Agora

Sofredor

- Vitor Guedes é jornalista, ZL, equilibrad­o e pai do Basílio

A vitória não tem pai. É de todo o mundo. E, pois, não é de ninguém, É aglomeraçã­o, mixórdia. Multidão sem rosto. A derrota é outra história. Tem digital, o sofrimento é pessoal, autoral como todo fundo de poço. Ad eternum na própria memória. Comemoraçã­o é gestual, ritual, muitas vezes, artificial. Como pôster-perfil de rede social. A derrota é outro nível, intransfer­ível, fingir dor é inverossím­il. Dor que ultrapassa a fronteira do impossível, que só quem ama até doer sabe que é crível. Muito ao contrário do orgasmo, caricato, raso. Por mais delicioso e incrível, de profundida­de risível. Grito de “chupa” coletivo na janela bate, volta, não faz morada. No máximo, eco. Diversão de “legião de imbecis”, parafrasea­ndo Umberto. Muito barulho nunca é nada. Acaba à noite, no samba, como ritmista se acaba no tamborim e no reco-reco. O que fica quando cai a noite é o silêncio. Sem esquindô, esquindô. Duro, denso. Tum, tum, é surdo de primeira, bate, marca.

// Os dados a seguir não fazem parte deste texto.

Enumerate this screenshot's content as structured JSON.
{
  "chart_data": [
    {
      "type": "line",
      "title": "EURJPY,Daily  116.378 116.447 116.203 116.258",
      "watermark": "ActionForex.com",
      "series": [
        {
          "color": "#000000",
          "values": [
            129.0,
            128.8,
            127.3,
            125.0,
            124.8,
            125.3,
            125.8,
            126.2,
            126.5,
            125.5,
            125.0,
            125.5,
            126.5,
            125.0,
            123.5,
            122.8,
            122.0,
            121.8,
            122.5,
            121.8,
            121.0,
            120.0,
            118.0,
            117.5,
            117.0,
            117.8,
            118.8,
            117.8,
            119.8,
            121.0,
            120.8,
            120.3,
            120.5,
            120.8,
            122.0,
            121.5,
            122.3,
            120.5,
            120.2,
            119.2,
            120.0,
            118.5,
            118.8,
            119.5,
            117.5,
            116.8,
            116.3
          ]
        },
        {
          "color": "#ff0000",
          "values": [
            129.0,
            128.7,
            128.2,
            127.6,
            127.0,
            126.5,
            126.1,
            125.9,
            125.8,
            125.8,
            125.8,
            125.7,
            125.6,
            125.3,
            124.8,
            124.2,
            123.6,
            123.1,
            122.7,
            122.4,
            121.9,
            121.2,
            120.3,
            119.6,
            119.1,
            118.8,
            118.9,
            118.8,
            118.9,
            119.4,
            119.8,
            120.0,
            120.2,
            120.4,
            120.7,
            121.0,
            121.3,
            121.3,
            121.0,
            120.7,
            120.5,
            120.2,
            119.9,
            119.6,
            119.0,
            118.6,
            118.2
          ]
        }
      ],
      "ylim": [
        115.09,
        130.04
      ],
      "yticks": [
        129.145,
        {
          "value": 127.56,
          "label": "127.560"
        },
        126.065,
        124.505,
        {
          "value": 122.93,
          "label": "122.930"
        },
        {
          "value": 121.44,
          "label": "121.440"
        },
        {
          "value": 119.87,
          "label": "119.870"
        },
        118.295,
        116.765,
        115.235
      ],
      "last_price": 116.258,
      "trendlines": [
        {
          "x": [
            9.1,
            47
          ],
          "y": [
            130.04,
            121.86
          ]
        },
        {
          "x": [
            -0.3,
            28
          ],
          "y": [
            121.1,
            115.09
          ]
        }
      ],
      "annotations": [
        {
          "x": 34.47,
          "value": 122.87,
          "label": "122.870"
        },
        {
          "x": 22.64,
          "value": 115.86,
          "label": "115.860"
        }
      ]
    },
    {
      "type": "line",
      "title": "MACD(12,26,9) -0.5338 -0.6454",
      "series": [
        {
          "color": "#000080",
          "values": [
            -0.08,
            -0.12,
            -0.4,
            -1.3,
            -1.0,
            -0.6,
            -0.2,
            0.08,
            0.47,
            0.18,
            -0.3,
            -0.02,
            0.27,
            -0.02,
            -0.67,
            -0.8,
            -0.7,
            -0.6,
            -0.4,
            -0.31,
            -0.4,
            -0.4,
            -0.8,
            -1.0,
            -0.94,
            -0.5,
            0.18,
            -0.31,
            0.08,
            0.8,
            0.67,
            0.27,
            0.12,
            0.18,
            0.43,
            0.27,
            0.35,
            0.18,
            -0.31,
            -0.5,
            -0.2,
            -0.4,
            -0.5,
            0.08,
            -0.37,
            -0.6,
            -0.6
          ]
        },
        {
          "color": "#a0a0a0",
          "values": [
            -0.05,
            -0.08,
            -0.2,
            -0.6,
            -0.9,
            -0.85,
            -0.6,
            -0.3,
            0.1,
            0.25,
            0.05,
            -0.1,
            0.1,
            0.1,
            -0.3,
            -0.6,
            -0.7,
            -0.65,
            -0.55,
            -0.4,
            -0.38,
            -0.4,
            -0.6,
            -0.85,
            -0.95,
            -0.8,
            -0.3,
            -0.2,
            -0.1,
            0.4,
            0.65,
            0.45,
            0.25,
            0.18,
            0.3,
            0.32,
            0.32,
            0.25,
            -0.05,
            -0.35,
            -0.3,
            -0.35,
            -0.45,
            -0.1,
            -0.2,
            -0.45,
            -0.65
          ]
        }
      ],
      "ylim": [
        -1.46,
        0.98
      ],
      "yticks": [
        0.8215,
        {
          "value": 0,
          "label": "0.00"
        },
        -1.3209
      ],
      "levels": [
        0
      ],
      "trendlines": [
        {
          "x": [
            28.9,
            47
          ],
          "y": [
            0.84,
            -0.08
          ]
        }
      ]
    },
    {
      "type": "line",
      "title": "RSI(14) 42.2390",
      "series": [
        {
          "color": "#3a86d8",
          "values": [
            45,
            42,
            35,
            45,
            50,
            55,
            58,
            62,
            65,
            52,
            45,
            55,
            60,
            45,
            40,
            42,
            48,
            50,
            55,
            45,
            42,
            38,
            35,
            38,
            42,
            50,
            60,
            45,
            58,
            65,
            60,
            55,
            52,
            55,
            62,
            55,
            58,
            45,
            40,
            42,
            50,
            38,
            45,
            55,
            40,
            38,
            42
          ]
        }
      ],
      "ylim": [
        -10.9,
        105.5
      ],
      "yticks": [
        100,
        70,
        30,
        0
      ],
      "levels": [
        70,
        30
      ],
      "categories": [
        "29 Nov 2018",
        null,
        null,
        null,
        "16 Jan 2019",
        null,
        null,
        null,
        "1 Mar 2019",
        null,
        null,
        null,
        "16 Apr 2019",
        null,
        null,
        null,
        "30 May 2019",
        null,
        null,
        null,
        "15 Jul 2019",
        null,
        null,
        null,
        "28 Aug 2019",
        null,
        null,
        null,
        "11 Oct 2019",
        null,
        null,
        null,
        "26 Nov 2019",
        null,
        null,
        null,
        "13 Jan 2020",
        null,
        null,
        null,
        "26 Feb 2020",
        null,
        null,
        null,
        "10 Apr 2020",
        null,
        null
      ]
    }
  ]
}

Açoite. Ensurdeced­or, como um martelo, martelando o cérebro. Ser ou não ser é poesia, vencer ou vencer discurso de autoajuda, motivação fajuta, vontade de pertencer ao grupo. Tem alcance social de quem não vive, não vive por viver para fã de Instagram. Falso curtir. A vitória é uma porção de corações sem ligações. Perder é pertence. À vera, emoções. Compartilh­amento próprio. Eis a questão, só seu, meu. Eu com eu. Rir é exterior. A alcance de todos nós, a qualquer ser, a qualquer hiena que repete tudo o que é retrógrado e atrasado ainda que fantasiado de novo. Gente que vê o futuro ao olhar 1964. Falsos brilhantes. Chorar sem externar as lágrimas é para muito poucos. Careta, sem anestesia, é que o bagulho é louco. Vai a noite, vem o dia, futebol imita a vida. E é maravilhos­o até quando é péssimo e doloroso. Como foi com Sócrates em 1984. Porque basta viver para doer. E a vida é dolorida, dolorida. Por mais que seja linda. A vitória, o auge da glória, não é concreto. Alegria abstrata da massa. Fetiche grupal subjetivo. O objetivo sempre é íntimo. Como a dor. Ninguém canta derrota. Toda vitória é igual. Cada derrota tem a sua história. E sou o que sou porque somos frutos do que aprendemos nas nossas sofridas derrotas. Até na vitória, tudo é mais difícil.